Ryan Burch, surfista e shaper, sabe que o que faz uma prancha deslizar é a quantidade de superfície que está em contato com a água.
Em um long (esq.), de outline paralelo e pouco rocker no fundo, basta ficar em pé sobre a prancha. Ela anda sozinha / Esse modelo da SRS Surfboards (dir.) mostra a configuração moderna de outline com curva contínua.

Pranchas com outlines estreitos, pequenas e designs com curvatura de fundo tipo banana, tendem a não desenvolver velocidade. Por outro lado, mais manobráveis serão. O que se busca é o equilíbrio perfeito para o nosso nível de surfe, as ondas que queremos surfar e como queremos surfá-las.

Outline, o contorno da prancha. Um outline curvo ajudará a prancha a curvar, virar, mudar de direção mais rapidamente e vai se encaixar melhor nas partes mais cavadas e curvas da onda. Como você deve imaginar isso pode sacrificar a velocidade quando queremos nos projetar para frente, uma vez que a prancha não tem tanto contato com a onda como numa versão de outline mais paralelo.

Um contorno menos curvo, mais paralelo, ajudará a prancha a ir mais rápido porque ela estará mais em contato com a água, tendo assim mais superfície para planar sobre a mesma. Basta ver uma Mini Simmons ou fish clássica, de outline praticamente paralelo, em ação.

Formas de rabeta. Rabetas largas flutuam através de seções planas das ondas, mas podem ser mais difíceis de manobrar com as bordas. As rabetas de formas mais estreitas oferecem controle em altas velocidades. Pense nas guns de Jaws ou nas pranchas usadas nos tubos de Pipeline. Se usá-las numa onda gorda vai atolar. Há soluções pelo meio do caminho, como um round squash mais estreito, uma round pin ou swallow, mas todas obedecem o mesmo princípio.

O outline paralelo, pouco rocker e largura avantajada do bico à rabeta garantem velocidade. A prancha tem que ser curta, caso contrário ficaria muito difícil fazer curvas.

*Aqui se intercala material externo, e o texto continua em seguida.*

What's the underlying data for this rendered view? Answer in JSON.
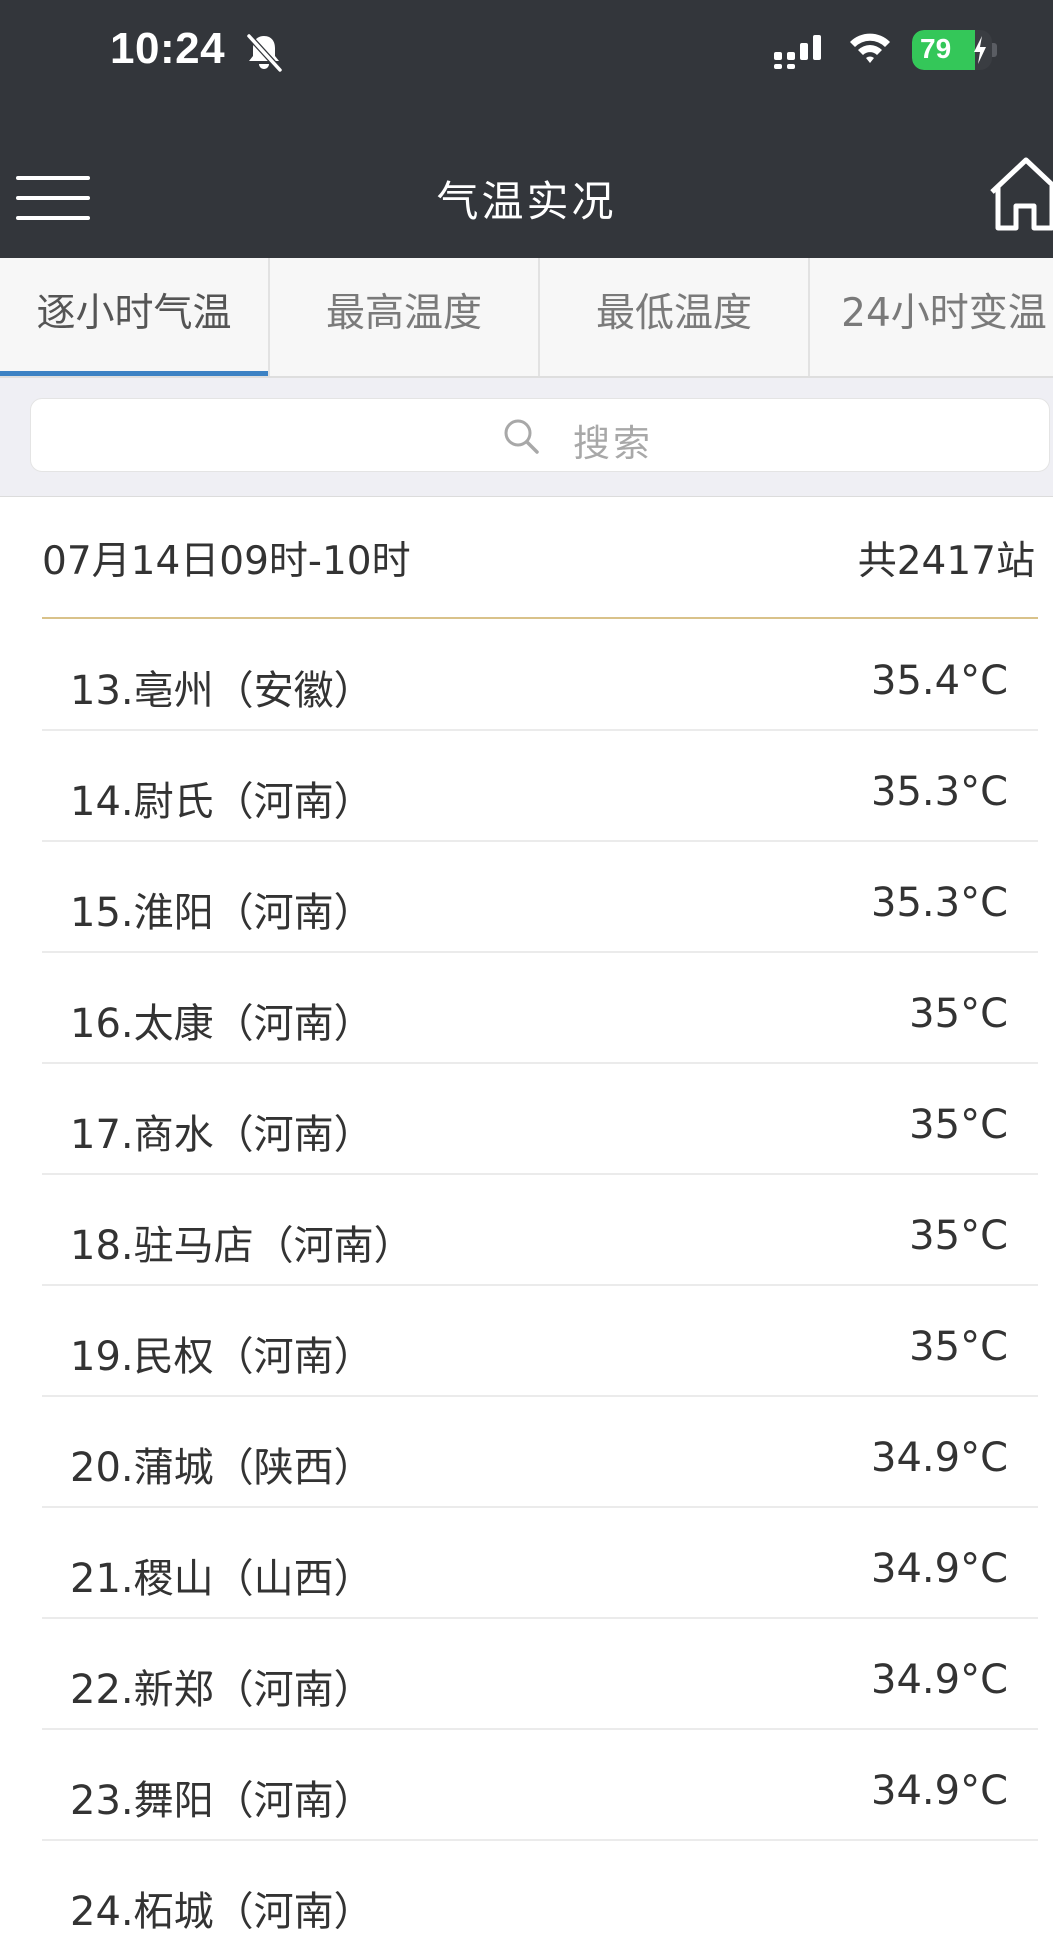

Quanto mais largas as rabetas melhor elas irão planar, porém, menos sensíveis serão. Menos largura e espessura na rabeta proporcionam mais controle.

Volume, espessura ou o quanto uma prancha flutua, ou não, tem muito mais a ver com seu poder de remada do que com a maneira que ela desliza numa onda, basta ver como são rápidas as alaias, praticamente sem flutuação alguma.

Basicamente é isso. O que já é muito. Entender o equilíbrio entre essas verdades da hidrodinâmica já pode ser uma grande ajuda para que você possa visualizar a prancha que deseja. Bom, está aí outro problema, sabermos realmente o que queremos frente à realidade que vivemos. Boa sorte a você e seu shaper.

A ideia desse modelo Xanadu é ter as vantagens de uma fish com o controle de uma rabeta mais estreita para facilitar as mudanças de direção.